Animal sanctuaries are fantastic, but they need donations to keep running. People are only willing to donate so much money. Farms, on the other hand, not only generate enough money to keep running, but can even turn a profit and then, theoretically, use that money to do more good in the world. Raising animals for meat can be done in addition to, and on a much larger scale than, raising animals just to give them happy lives.

A different objection is a slippery slope or reductio ad absurdum argument. If raising animals for meat is good, then wouldn’t a good person just keep breeding more and more livestock until the world is one large pasture? Is that really utopia?

This objection fails because, at some point, adding more livestock would do more harm than good. About 25% of the earth’s land surface is currently used for livestock; increasing that to 26% would be a small change, but going from 99% grazing area to 100% would mean (among other things) razing the last human cities and turning them into farmland. That’s not good!

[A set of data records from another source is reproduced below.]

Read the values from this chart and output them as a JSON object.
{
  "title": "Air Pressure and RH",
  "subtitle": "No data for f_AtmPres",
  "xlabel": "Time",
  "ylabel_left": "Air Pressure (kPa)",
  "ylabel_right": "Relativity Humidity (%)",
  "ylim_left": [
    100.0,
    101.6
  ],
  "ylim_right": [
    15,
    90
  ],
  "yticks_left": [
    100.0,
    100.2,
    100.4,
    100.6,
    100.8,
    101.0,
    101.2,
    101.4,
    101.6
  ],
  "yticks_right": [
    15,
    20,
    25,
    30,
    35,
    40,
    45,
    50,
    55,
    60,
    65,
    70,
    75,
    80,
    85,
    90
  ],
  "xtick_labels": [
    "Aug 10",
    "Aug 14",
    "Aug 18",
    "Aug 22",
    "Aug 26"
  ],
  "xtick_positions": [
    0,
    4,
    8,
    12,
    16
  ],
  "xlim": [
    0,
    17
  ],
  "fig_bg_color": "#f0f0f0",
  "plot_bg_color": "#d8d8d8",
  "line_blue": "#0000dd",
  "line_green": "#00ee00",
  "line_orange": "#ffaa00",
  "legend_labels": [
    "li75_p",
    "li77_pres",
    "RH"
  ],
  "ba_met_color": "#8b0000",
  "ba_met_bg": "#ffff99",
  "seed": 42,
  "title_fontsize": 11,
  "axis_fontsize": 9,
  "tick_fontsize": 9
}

That means there’s some peak point in the middle, after which adding more chickens makes the world worse. The “slippery slope” looks more like a hill. We’re climbing up the hill now and would stop when we reach the peak.

Green objections

There are environmentalist utilitarian arguments against eating meat. One is that raising livestock is bad for the environment, which in turn will lead to unhappiness. This can be true, but it isn’t necessarily true. A utilitarian would have to look at the specific environmental consequences of raising one more chicken (for example) and weigh it against the net happiness produced by that chicken. The environmental consequences of raising individual animals can be very low with the right approach, and those individual animals are possibly capable of feeling as much pleasure as an individual human, so it’s very unlikely that the unhappiness caused by the environmental consequences must outweigh the net happiness caused by that animal’s life.

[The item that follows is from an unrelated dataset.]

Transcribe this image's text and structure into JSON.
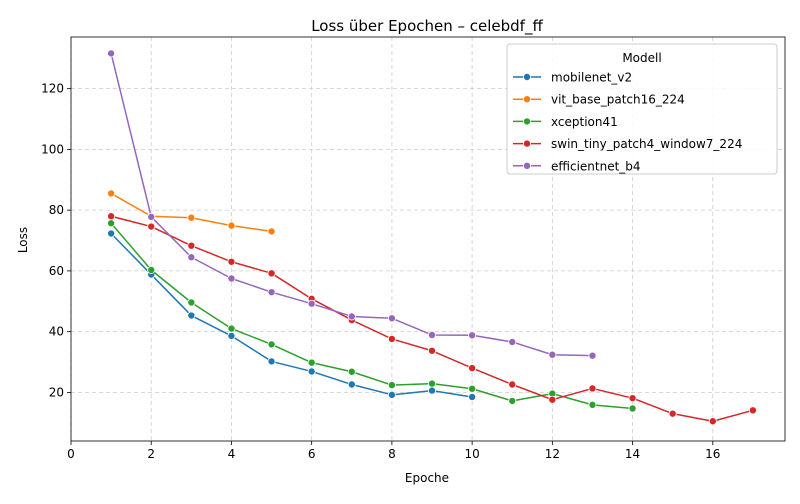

Another green argument is that livestock experience more suffering than happiness, so each chicken/pig/cow/etc is decreasing the net happiness of the world. This is something else that can be true but isn’t necessarily so. There are ways of raising animals that make them suffer– the way we treat chickens, in particular, is quite bad – but animals can be raised in ways that are much better than if they lived in the wild. Some livestock are raised in conditions that are better than most humans live in!

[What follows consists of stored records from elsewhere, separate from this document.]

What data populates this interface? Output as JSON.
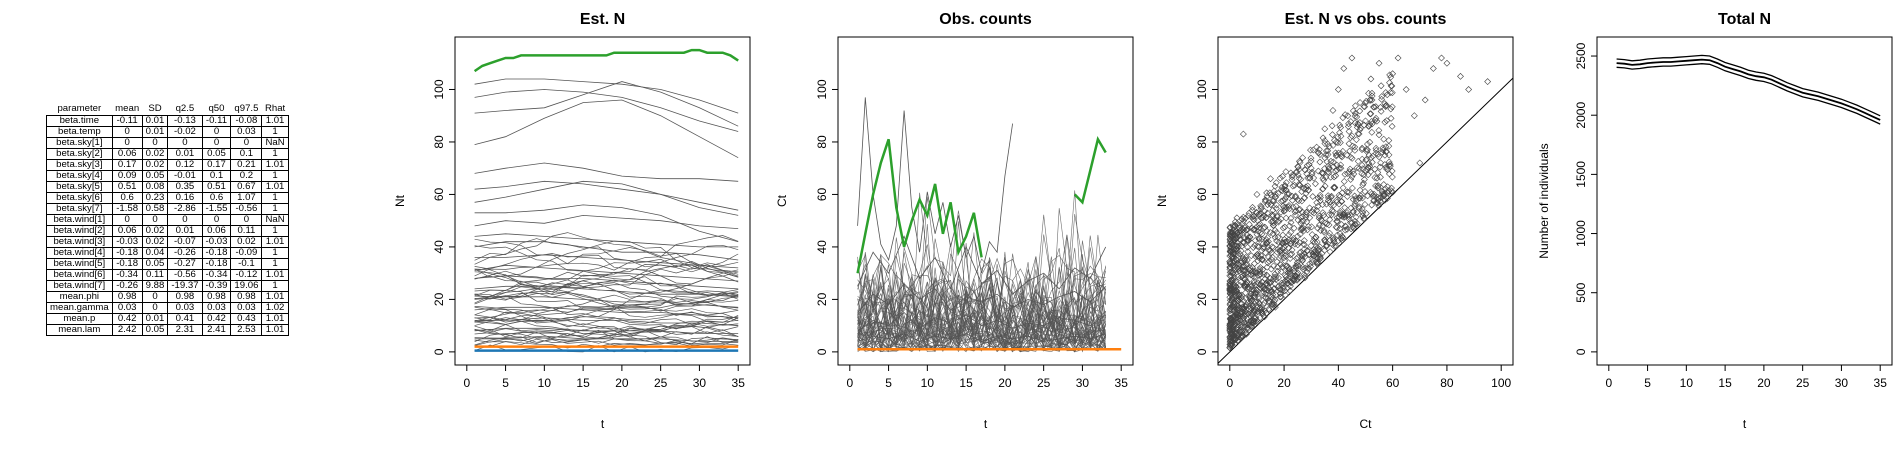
{
  "table": {
    "headers": [
      "parameter",
      "mean",
      "SD",
      "q2.5",
      "q50",
      "q97.5",
      "Rhat"
    ],
    "rows": [
      [
        "beta.time",
        "-0.11",
        "0.01",
        "-0.13",
        "-0.11",
        "-0.08",
        "1.01"
      ],
      [
        "beta.temp",
        "0",
        "0.01",
        "-0.02",
        "0",
        "0.03",
        "1"
      ],
      [
        "beta.sky[1]",
        "0",
        "0",
        "0",
        "0",
        "0",
        "NaN"
      ],
      [
        "beta.sky[2]",
        "0.06",
        "0.02",
        "0.01",
        "0.05",
        "0.1",
        "1"
      ],
      [
        "beta.sky[3]",
        "0.17",
        "0.02",
        "0.12",
        "0.17",
        "0.21",
        "1.01"
      ],
      [
        "beta.sky[4]",
        "0.09",
        "0.05",
        "-0.01",
        "0.1",
        "0.2",
        "1"
      ],
      [
        "beta.sky[5]",
        "0.51",
        "0.08",
        "0.35",
        "0.51",
        "0.67",
        "1.01"
      ],
      [
        "beta.sky[6]",
        "0.6",
        "0.23",
        "0.16",
        "0.6",
        "1.07",
        "1"
      ],
      [
        "beta.sky[7]",
        "-1.58",
        "0.58",
        "-2.86",
        "-1.55",
        "-0.56",
        "1"
      ],
      [
        "beta.wind[1]",
        "0",
        "0",
        "0",
        "0",
        "0",
        "NaN"
      ],
      [
        "beta.wind[2]",
        "0.06",
        "0.02",
        "0.01",
        "0.06",
        "0.11",
        "1"
      ],
      [
        "beta.wind[3]",
        "-0.03",
        "0.02",
        "-0.07",
        "-0.03",
        "0.02",
        "1.01"
      ],
      [
        "beta.wind[4]",
        "-0.18",
        "0.04",
        "-0.26",
        "-0.18",
        "-0.09",
        "1"
      ],
      [
        "beta.wind[5]",
        "-0.18",
        "0.05",
        "-0.27",
        "-0.18",
        "-0.1",
        "1"
      ],
      [
        "beta.wind[6]",
        "-0.34",
        "0.11",
        "-0.56",
        "-0.34",
        "-0.12",
        "1.01"
      ],
      [
        "beta.wind[7]",
        "-0.26",
        "9.88",
        "-19.37",
        "-0.39",
        "19.06",
        "1"
      ],
      [
        "mean.phi",
        "0.98",
        "0",
        "0.98",
        "0.98",
        "0.98",
        "1.01"
      ],
      [
        "mean.gamma",
        "0.03",
        "0",
        "0.03",
        "0.03",
        "0.03",
        "1.02"
      ],
      [
        "mean.p",
        "0.42",
        "0.01",
        "0.41",
        "0.42",
        "0.43",
        "1.01"
      ],
      [
        "mean.lam",
        "2.42",
        "0.05",
        "2.31",
        "2.41",
        "2.53",
        "1.01"
      ]
    ]
  },
  "chart_data": [
    {
      "type": "line",
      "title": "Est. N",
      "xlabel": "t",
      "ylabel": "Nt",
      "xlim": [
        0,
        35
      ],
      "ylim": [
        0,
        115
      ],
      "xticks": [
        0,
        5,
        10,
        15,
        20,
        25,
        30,
        35
      ],
      "yticks": [
        0,
        20,
        40,
        60,
        80,
        100
      ],
      "series_color": "#555555",
      "highlight_color": "#2ca02c",
      "flat_colors": [
        "#ff7f0e",
        "#1f77b4"
      ],
      "highlight": {
        "x": [
          1,
          2,
          3,
          4,
          5,
          6,
          7,
          8,
          10,
          12,
          14,
          16,
          18,
          19,
          20,
          22,
          24,
          26,
          28,
          29,
          30,
          31,
          32,
          33,
          34,
          35
        ],
        "y": [
          107,
          109,
          110,
          111,
          112,
          112,
          113,
          113,
          113,
          113,
          113,
          113,
          113,
          114,
          114,
          114,
          114,
          114,
          114,
          115,
          115,
          114,
          114,
          114,
          113,
          111
        ]
      },
      "flat_series": [
        2,
        0.5
      ],
      "sampled_series_note": "",
      "representative_series": [
        {
          "x": [
            1,
            5,
            10,
            15,
            20,
            25,
            30,
            35
          ],
          "y": [
            102,
            104,
            104,
            103,
            102,
            100,
            96,
            91
          ]
        },
        {
          "x": [
            1,
            5,
            10,
            15,
            20,
            25,
            30,
            35
          ],
          "y": [
            97,
            99,
            100,
            99,
            97,
            93,
            88,
            84
          ]
        },
        {
          "x": [
            1,
            5,
            10,
            15,
            20,
            25,
            30,
            35
          ],
          "y": [
            91,
            92,
            93,
            98,
            103,
            99,
            93,
            86
          ]
        },
        {
          "x": [
            1,
            5,
            10,
            15,
            20,
            25,
            30,
            35
          ],
          "y": [
            79,
            82,
            89,
            95,
            96,
            90,
            82,
            74
          ]
        },
        {
          "x": [
            1,
            5,
            10,
            15,
            20,
            25,
            30,
            35
          ],
          "y": [
            68,
            70,
            72,
            70,
            67,
            66,
            66,
            65
          ]
        },
        {
          "x": [
            1,
            5,
            10,
            15,
            20,
            25,
            30,
            35
          ],
          "y": [
            62,
            63,
            65,
            64,
            62,
            60,
            57,
            54
          ]
        },
        {
          "x": [
            1,
            5,
            10,
            15,
            20,
            25,
            30,
            35
          ],
          "y": [
            57,
            59,
            62,
            65,
            64,
            60,
            55,
            52
          ]
        },
        {
          "x": [
            1,
            5,
            10,
            15,
            20,
            25,
            30,
            35
          ],
          "y": [
            53,
            53,
            54,
            56,
            55,
            52,
            46,
            42
          ]
        },
        {
          "x": [
            1,
            5,
            10,
            15,
            20,
            25,
            30,
            35
          ],
          "y": [
            48,
            50,
            49,
            52,
            51,
            50,
            48,
            47
          ]
        },
        {
          "x": [
            1,
            5,
            10,
            15,
            20,
            25,
            30,
            35
          ],
          "y": [
            44,
            45,
            44,
            43,
            42,
            41,
            40,
            40
          ]
        },
        {
          "x": [
            1,
            5,
            10,
            15,
            20,
            25,
            30,
            35
          ],
          "y": [
            40,
            42,
            42,
            40,
            38,
            38,
            37,
            35
          ]
        },
        {
          "x": [
            1,
            5,
            10,
            15,
            20,
            25,
            30,
            35
          ],
          "y": [
            36,
            36,
            37,
            36,
            35,
            34,
            33,
            32
          ]
        },
        {
          "x": [
            1,
            5,
            10,
            15,
            20,
            25,
            30,
            35
          ],
          "y": [
            31,
            33,
            32,
            31,
            30,
            29,
            28,
            27
          ]
        },
        {
          "x": [
            1,
            5,
            10,
            15,
            20,
            25,
            30,
            35
          ],
          "y": [
            28,
            29,
            28,
            28,
            27,
            26,
            25,
            24
          ]
        },
        {
          "x": [
            1,
            5,
            10,
            15,
            20,
            25,
            30,
            35
          ],
          "y": [
            24,
            25,
            25,
            24,
            23,
            22,
            22,
            21
          ]
        },
        {
          "x": [
            1,
            5,
            10,
            15,
            20,
            25,
            30,
            35
          ],
          "y": [
            20,
            21,
            21,
            20,
            19,
            19,
            18,
            17
          ]
        },
        {
          "x": [
            1,
            5,
            10,
            15,
            20,
            25,
            30,
            35
          ],
          "y": [
            16,
            17,
            17,
            16,
            15,
            15,
            14,
            13
          ]
        },
        {
          "x": [
            1,
            5,
            10,
            15,
            20,
            25,
            30,
            35
          ],
          "y": [
            12,
            12,
            13,
            12,
            12,
            11,
            11,
            10
          ]
        },
        {
          "x": [
            1,
            5,
            10,
            15,
            20,
            25,
            30,
            35
          ],
          "y": [
            8,
            9,
            9,
            8,
            8,
            8,
            7,
            7
          ]
        },
        {
          "x": [
            1,
            5,
            10,
            15,
            20,
            25,
            30,
            35
          ],
          "y": [
            5,
            5,
            6,
            5,
            5,
            5,
            4,
            4
          ]
        }
      ]
    },
    {
      "type": "line",
      "title": "Obs. counts",
      "xlabel": "t",
      "ylabel": "Ct",
      "xlim": [
        0,
        35
      ],
      "ylim": [
        0,
        115
      ],
      "xticks": [
        0,
        5,
        10,
        15,
        20,
        25,
        30,
        35
      ],
      "yticks": [
        0,
        20,
        40,
        60,
        80,
        100
      ],
      "series_color": "#555555",
      "highlight_color": "#2ca02c",
      "flat_colors": [
        "#ff7f0e"
      ],
      "highlight_segments": [
        {
          "x": [
            1,
            2,
            3,
            4,
            5,
            6,
            7,
            8,
            9,
            10,
            11,
            12,
            13,
            14,
            15,
            16,
            17
          ],
          "y": [
            30,
            45,
            60,
            72,
            81,
            55,
            40,
            50,
            58,
            52,
            64,
            45,
            57,
            38,
            44,
            53,
            36
          ]
        },
        {
          "x": [
            29,
            30,
            31,
            32,
            33
          ],
          "y": [
            60,
            57,
            69,
            81,
            76
          ]
        }
      ],
      "flat_series": [
        1
      ],
      "representative_series": [
        {
          "x": [
            1,
            2,
            3,
            4,
            5,
            6,
            7,
            8,
            9,
            10,
            11,
            12,
            13,
            14,
            15,
            16,
            17,
            18,
            19,
            20,
            21
          ],
          "y": [
            48,
            97,
            60,
            41,
            35,
            48,
            92,
            55,
            38,
            61,
            45,
            57,
            40,
            52,
            36,
            44,
            30,
            42,
            38,
            67,
            87
          ]
        },
        {
          "x": [
            1,
            3,
            5,
            7,
            9,
            11,
            13,
            15,
            17,
            19,
            21,
            23,
            25,
            27,
            29,
            31,
            33
          ],
          "y": [
            25,
            38,
            30,
            44,
            28,
            36,
            24,
            40,
            26,
            31,
            22,
            27,
            30,
            24,
            32,
            28,
            40
          ]
        },
        {
          "x": [
            1,
            3,
            5,
            7,
            9,
            11,
            13,
            15,
            17,
            19,
            21,
            23,
            25,
            27,
            29,
            31,
            33
          ],
          "y": [
            15,
            22,
            18,
            26,
            20,
            24,
            16,
            21,
            19,
            22,
            17,
            20,
            18,
            21,
            23,
            19,
            25
          ]
        },
        {
          "x": [
            1,
            3,
            5,
            7,
            9,
            11,
            13,
            15,
            17,
            19,
            21,
            23,
            25,
            27,
            29,
            31,
            33
          ],
          "y": [
            8,
            12,
            10,
            15,
            9,
            13,
            11,
            14,
            10,
            12,
            9,
            11,
            10,
            13,
            12,
            10,
            14
          ]
        },
        {
          "x": [
            1,
            3,
            5,
            7,
            9,
            11,
            13,
            15,
            17,
            19,
            21,
            23,
            25,
            27,
            29,
            31,
            33
          ],
          "y": [
            4,
            6,
            5,
            7,
            4,
            6,
            5,
            7,
            4,
            6,
            5,
            6,
            4,
            5,
            6,
            5,
            7
          ]
        }
      ]
    },
    {
      "type": "scatter",
      "title": "Est. N vs obs. counts",
      "xlabel": "Ct",
      "ylabel": "Nt",
      "xlim": [
        0,
        100
      ],
      "ylim": [
        0,
        115
      ],
      "xticks": [
        0,
        20,
        40,
        60,
        80,
        100
      ],
      "yticks": [
        0,
        20,
        40,
        60,
        80,
        100
      ],
      "identity_line": true,
      "marker": "diamond",
      "sample_points": [
        [
          2,
          5
        ],
        [
          4,
          12
        ],
        [
          6,
          18
        ],
        [
          8,
          25
        ],
        [
          10,
          30
        ],
        [
          12,
          35
        ],
        [
          14,
          40
        ],
        [
          16,
          45
        ],
        [
          18,
          50
        ],
        [
          20,
          55
        ],
        [
          22,
          48
        ],
        [
          25,
          58
        ],
        [
          28,
          62
        ],
        [
          30,
          70
        ],
        [
          32,
          78
        ],
        [
          35,
          85
        ],
        [
          38,
          92
        ],
        [
          40,
          100
        ],
        [
          42,
          108
        ],
        [
          45,
          112
        ],
        [
          48,
          95
        ],
        [
          50,
          88
        ],
        [
          52,
          104
        ],
        [
          55,
          110
        ],
        [
          58,
          98
        ],
        [
          60,
          106
        ],
        [
          62,
          112
        ],
        [
          65,
          100
        ],
        [
          68,
          90
        ],
        [
          70,
          72
        ],
        [
          72,
          96
        ],
        [
          75,
          108
        ],
        [
          78,
          112
        ],
        [
          80,
          110
        ],
        [
          85,
          105
        ],
        [
          88,
          100
        ],
        [
          95,
          103
        ],
        [
          5,
          83
        ],
        [
          10,
          60
        ],
        [
          15,
          66
        ]
      ]
    },
    {
      "type": "line",
      "title": "Total N",
      "xlabel": "t",
      "ylabel": "Number of individuals",
      "xlim": [
        0,
        35
      ],
      "ylim": [
        0,
        2550
      ],
      "xticks": [
        0,
        5,
        10,
        15,
        20,
        25,
        30,
        35
      ],
      "yticks": [
        0,
        500,
        1000,
        1500,
        2000,
        2500
      ],
      "x": [
        1,
        2,
        3,
        4,
        5,
        6,
        7,
        8,
        9,
        10,
        11,
        12,
        13,
        14,
        15,
        16,
        17,
        18,
        19,
        20,
        21,
        22,
        23,
        24,
        25,
        26,
        27,
        28,
        29,
        30,
        31,
        32,
        33,
        34,
        35
      ],
      "mean": [
        2440,
        2435,
        2425,
        2430,
        2440,
        2445,
        2450,
        2450,
        2455,
        2460,
        2465,
        2470,
        2465,
        2440,
        2410,
        2390,
        2370,
        2345,
        2330,
        2320,
        2300,
        2270,
        2240,
        2215,
        2190,
        2175,
        2160,
        2140,
        2120,
        2100,
        2075,
        2050,
        2020,
        1990,
        1960
      ],
      "band_halfwidth": 35
    }
  ]
}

Non-utilitarian objections

There are non-utilitarian arguments against the meat industry. You could say that it’s wrong to kill lifeforms, especially relatively advanced lifeforms like cows and chickens. You could also say it’s wrong to breed animals just because you like how they taste, not because you want their companionship.

These counter-arguments may be good, but they’re outside the scope of this article. A rule against killing has no place in (most) utilitarian philosophy, because utilitarianism doesn’t allow for moral rules; it’s concerned only with consequences. Calling an action evil because it has selfish motives also has no place in utilitarian philosophy, because utilitarianism doesn’t care about motives, only consequences.